Perhaps the biggest splash was made by the Johnnie Walker Rye Cask, first in a series of “Select Cask” bottlings.  The “select” part is indicative of the limited nature; while there are more rye barrels available these days, there still aren’t Johnnie Walker-level numbers. How is it different? It’s bottled at 46% ABV, not the 40% that’s normal for the JW portfolio, an indicator of the intent for it to go in cocktails, somewhere Scotch has not heretofore had a lot of luck with outside the standard Scotch-and-soda highball.

There are smaller splashes as well. The Dad’s Hat Rye brand (Bristol, Pennsylvania) just announced that they have shipped freshly-emptied rye whiskey barrels to the craft-sized Isle of Harris distillery in the Outer Hebrides of Scotland. Isle of Harris will be aging their malt whisky in them, looking for the same results as Johnnie Walker.

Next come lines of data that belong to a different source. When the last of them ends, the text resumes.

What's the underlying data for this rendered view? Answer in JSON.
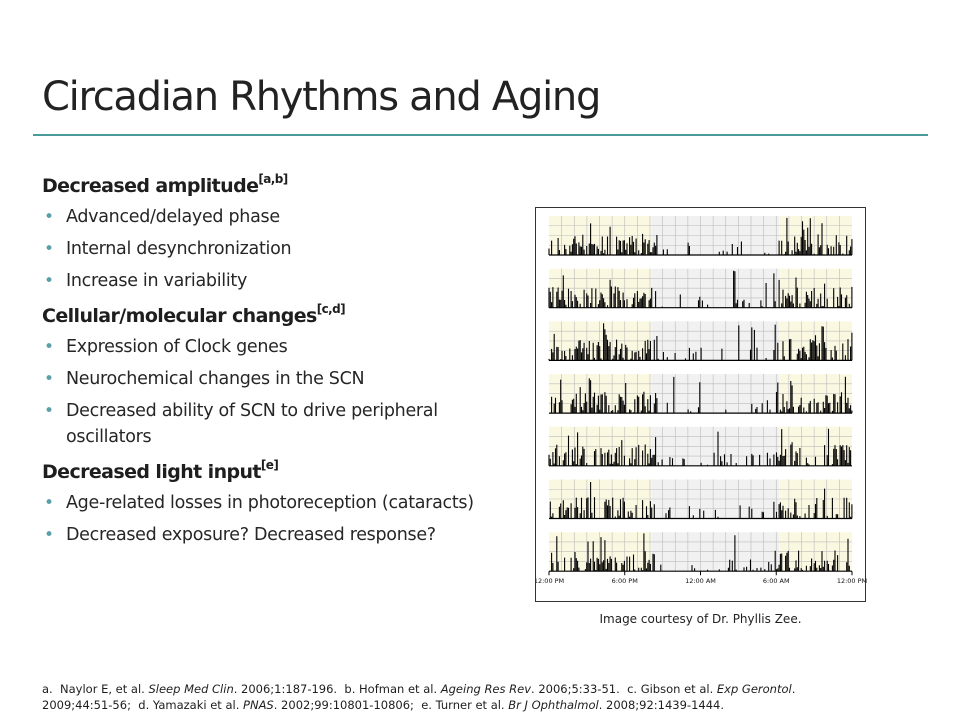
{
  "slide": {
    "title": "Circadian Rhythms and Aging"
  },
  "sections": [
    {
      "heading": "Decreased amplitude",
      "ref": "[a,b]",
      "bullets": [
        "Advanced/delayed phase",
        "Internal desynchronization",
        "Increase in variability"
      ]
    },
    {
      "heading": "Cellular/molecular changes",
      "ref": "[c,d]",
      "bullets": [
        "Expression of Clock genes",
        "Neurochemical changes in the SCN",
        "Decreased ability of SCN to drive peripheral oscillators"
      ]
    },
    {
      "heading": "Decreased light input",
      "ref": "[e]",
      "bullets": [
        "Age-related losses in photoreception (cataracts)",
        "Decreased exposure? Decreased response?"
      ]
    }
  ],
  "figure": {
    "x_tick_labels": [
      "12:00 PM",
      "6:00 PM",
      "12:00 AM",
      "6:00 AM",
      "12:00 PM"
    ],
    "row_count": 7,
    "caption": "Image courtesy of Dr. Phyllis Zee.",
    "colors": {
      "day_shade": "#fbf8e2",
      "night_shade": "#f1f1f1",
      "grid": "#bbbbbb",
      "activity": "#000000"
    }
  },
  "references": {
    "a_label": "a.",
    "a_authors": "Naylor E, et al.",
    "a_journal": "Sleep Med Clin",
    "a_rest": ". 2006;1:187-196.",
    "b_label": "b.",
    "b_authors": "Hofman et al.",
    "b_journal": "Ageing Res Rev",
    "b_rest": ". 2006;5:33-51.",
    "c_label": "c.",
    "c_authors": "Gibson et al.",
    "c_journal": "Exp Gerontol",
    "c_rest": ".",
    "c_rest2": "2009;44:51-56;",
    "d_label": "d.",
    "d_authors": "Yamazaki et al.",
    "d_journal": "PNAS",
    "d_rest": ". 2002;99:10801-10806;",
    "e_label": "e.",
    "e_authors": "Turner et al.",
    "e_journal": "Br J Ophthalmol",
    "e_rest": ". 2008;92:1439-1444."
  }
}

What are those results? Imagine malt whisky – creamy, sweet, nutty – with the spice and enticing bitterness of rye. Some tasters also pull out vanilla from the oak, and a brininess that’s more common in peated Scotch. It’s an experiment that’s worth watching over the coming years as more distillers play with it.

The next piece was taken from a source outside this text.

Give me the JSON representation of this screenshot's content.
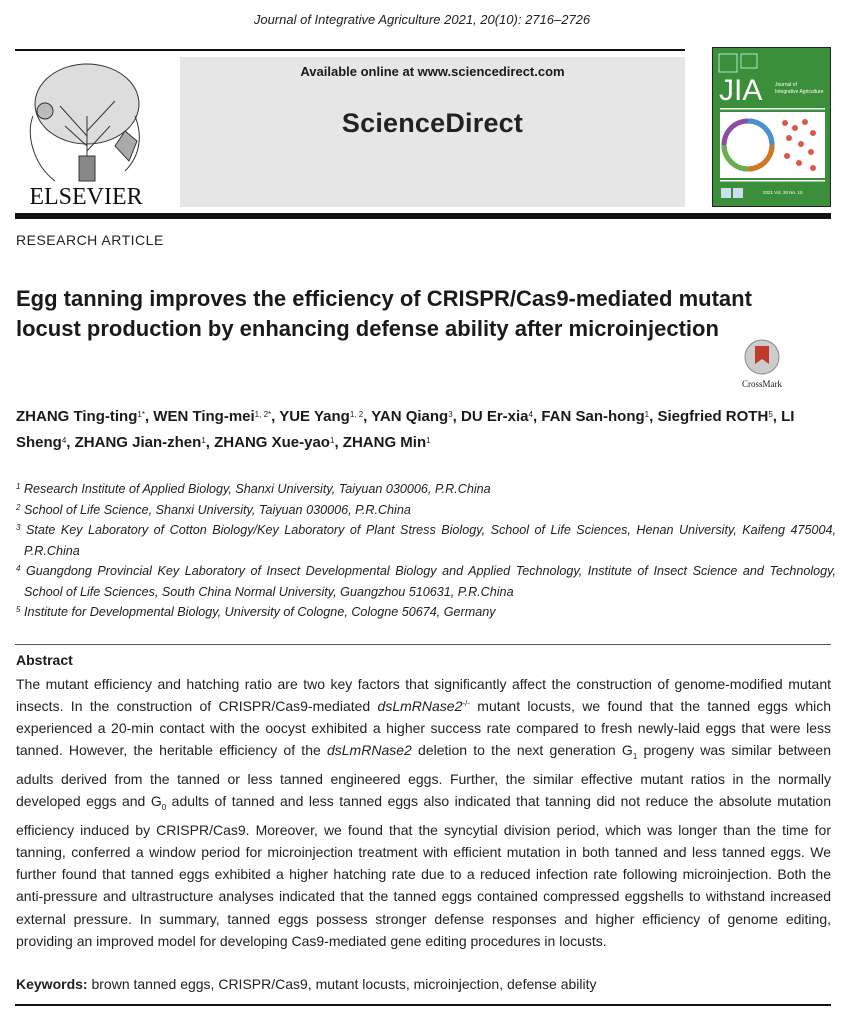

Virgin oak barrels are an easier difference to engage, as all a distiller has to do is order up some bourbon-style barrels from the cooperage: white oak, air-seasoned, with a #3 char. Such barrels were previously dismissed by the traditionalists as overwhelming to the more delicate character of malt whisky, but a judicious use of them in the blending process is proving to create a whisky that is meeting drinkers’ tastes.

Irish Distillers, the folks who make Jameson, have been ahead of the curve on wood research, and it’s not surprising that they came to the virgin oak process early on. Aging their sweet spirit in unused bourbon-type barrels – what they call “BB-0”, to indicate ‘Bourbon Barrel, used zero times’ – gives it a firm foundation of vanilla and coconut characteristics to support the usual fruitiness of the whiskey.

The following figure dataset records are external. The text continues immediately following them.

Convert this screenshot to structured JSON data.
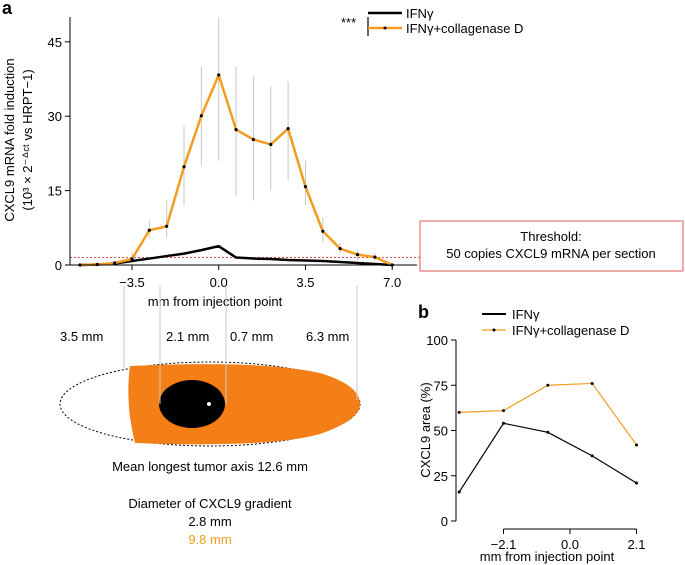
{
  "colors": {
    "ifng": "#000000",
    "collagenase": "#f39c1f",
    "error_bar": "#c8c8c8",
    "threshold_line": "#d9534f",
    "threshold_box": "#e05a5a",
    "tumor_fill": "#f57f17",
    "gradient_core": "#000000"
  },
  "panel_a": {
    "letter": "a",
    "significance": "***",
    "threshold_title": "Threshold:",
    "threshold_text": "50 copies CXCL9 mRNA per section"
  },
  "diagram": {
    "distances": [
      "3.5 mm",
      "2.1 mm",
      "0.7 mm",
      "6.3 mm"
    ],
    "axis_caption": "Mean longest tumor axis 12.6 mm",
    "gradient_title": "Diameter of CXCL9 gradient",
    "gradient_ifng": "2.8 mm",
    "gradient_collagenase": "9.8 mm"
  },
  "panel_b": {
    "letter": "b"
  },
  "chart_data": [
    {
      "type": "line",
      "xlabel": "mm from injection point",
      "ylabel": "CXCL9 mRNA fold induction",
      "ylabel2": "(10³ × 2⁻ᐞᶜᵗ vs HRPT−1)",
      "xlim": [
        -6.0,
        8.0
      ],
      "ylim": [
        0,
        50
      ],
      "yticks": [
        0,
        15,
        30,
        45
      ],
      "xticks": [
        -3.5,
        0.0,
        3.5,
        7.0
      ],
      "xtick_labels": [
        "−3.5",
        "0.0",
        "3.5",
        "7.0"
      ],
      "threshold": 1.5,
      "x": [
        -5.6,
        -4.9,
        -4.2,
        -3.5,
        -2.8,
        -2.1,
        -1.4,
        -0.7,
        0.0,
        0.7,
        1.4,
        2.1,
        2.8,
        3.5,
        4.2,
        4.9,
        5.6,
        6.3,
        7.0
      ],
      "series": [
        {
          "name": "IFNγ",
          "values": [
            0.0,
            0.1,
            0.3,
            0.8,
            1.3,
            1.8,
            2.3,
            3.0,
            3.8,
            1.5,
            1.3,
            1.2,
            1.0,
            0.9,
            0.8,
            0.6,
            0.4,
            0.2,
            0.0
          ]
        },
        {
          "name": "IFNγ+collagenase D",
          "values": [
            0.0,
            0.1,
            0.4,
            1.2,
            7.0,
            7.8,
            19.8,
            30.1,
            38.3,
            27.3,
            25.3,
            24.3,
            27.5,
            15.8,
            6.8,
            3.3,
            2.1,
            1.6,
            0.0
          ],
          "err_low": [
            0.0,
            0.0,
            0.0,
            0.3,
            5.5,
            5.5,
            12.0,
            20.0,
            21.0,
            14.0,
            13.0,
            15.0,
            17.0,
            12.0,
            4.5,
            2.5,
            1.0,
            0.8,
            0.0
          ],
          "err_high": [
            0.1,
            0.2,
            0.6,
            2.5,
            9.0,
            13.0,
            28.0,
            40.0,
            50.0,
            40.0,
            38.0,
            36.0,
            37.0,
            21.0,
            9.5,
            4.5,
            3.0,
            2.5,
            0.2
          ]
        }
      ]
    },
    {
      "type": "line",
      "xlabel": "mm from injection point",
      "ylabel": "CXCL9 area (%)",
      "xlim": [
        -3.6,
        2.4
      ],
      "ylim": [
        0,
        100
      ],
      "yticks": [
        0,
        25,
        50,
        75,
        100
      ],
      "xticks": [
        -2.1,
        0.0,
        2.1
      ],
      "xtick_labels": [
        "−2.1",
        "0.0",
        "2.1"
      ],
      "x": [
        -3.5,
        -2.1,
        -0.7,
        0.7,
        2.1
      ],
      "series": [
        {
          "name": "IFNγ",
          "values": [
            16,
            54,
            49,
            36,
            21
          ]
        },
        {
          "name": "IFNγ+collagenase D",
          "values": [
            60,
            61,
            75,
            76,
            42
          ]
        }
      ]
    }
  ]
}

It’s a trick they use in both the Jameson Gold blend and the single pot still Barry Crockett Legacy, but as part of the blend of barrels going into the whiskey, not all. Master distiller Billy Leighton notes that the new oak provides hints of spicy new wood, toasted oak, and vanilla that intertwine with the contributions of the other casks. The Jameson Whiskey Makers series also features a new oak entry, the Cooper’s Croze, a project of their renowned head cooper, Ger Buckley. It blends new oak aging with conventional ex-bourbon and ex-sherry wood.

And yes, Scotch whisky’s doing it too, even as mainstream a name as Glenfiddich. Malt master Brian Kinsman has put together the 14 year old Bourbon Barrel Reserve, a whisky aged 14 years in ex-bourbon casks, then finished in “deep charred new American oak barrels.” The finish yields richly sweet toffee with notes of wood spice and yes, vanilla.

Which brings up the concerns over this practice: does it make every whiskey taste too much the same; i.e., like vanilla? And is new oak, which helps age bourbon so much faster than Scotch, being used mainly to speed the aging of whisky in an industry that’s almost desperately short of well-aged stock?

These are valid concerns, especially as some whisky watchers are wondering if the general trend of Scotch is toward a popular middle. The rye finish would seem to steer clear of that issue (though many purists still decry the whole idea of “finishing” whisky), but the use of virgin American oak does put an emphasis on the development of wood character over distillery character.

The best way to guard against this, of course, is to drink widely, purchase accordingly, and speak up. Whisky companies have proved that they’re listening by giving us more different bottlings, so let’s see if they’re willing to listen on this topic.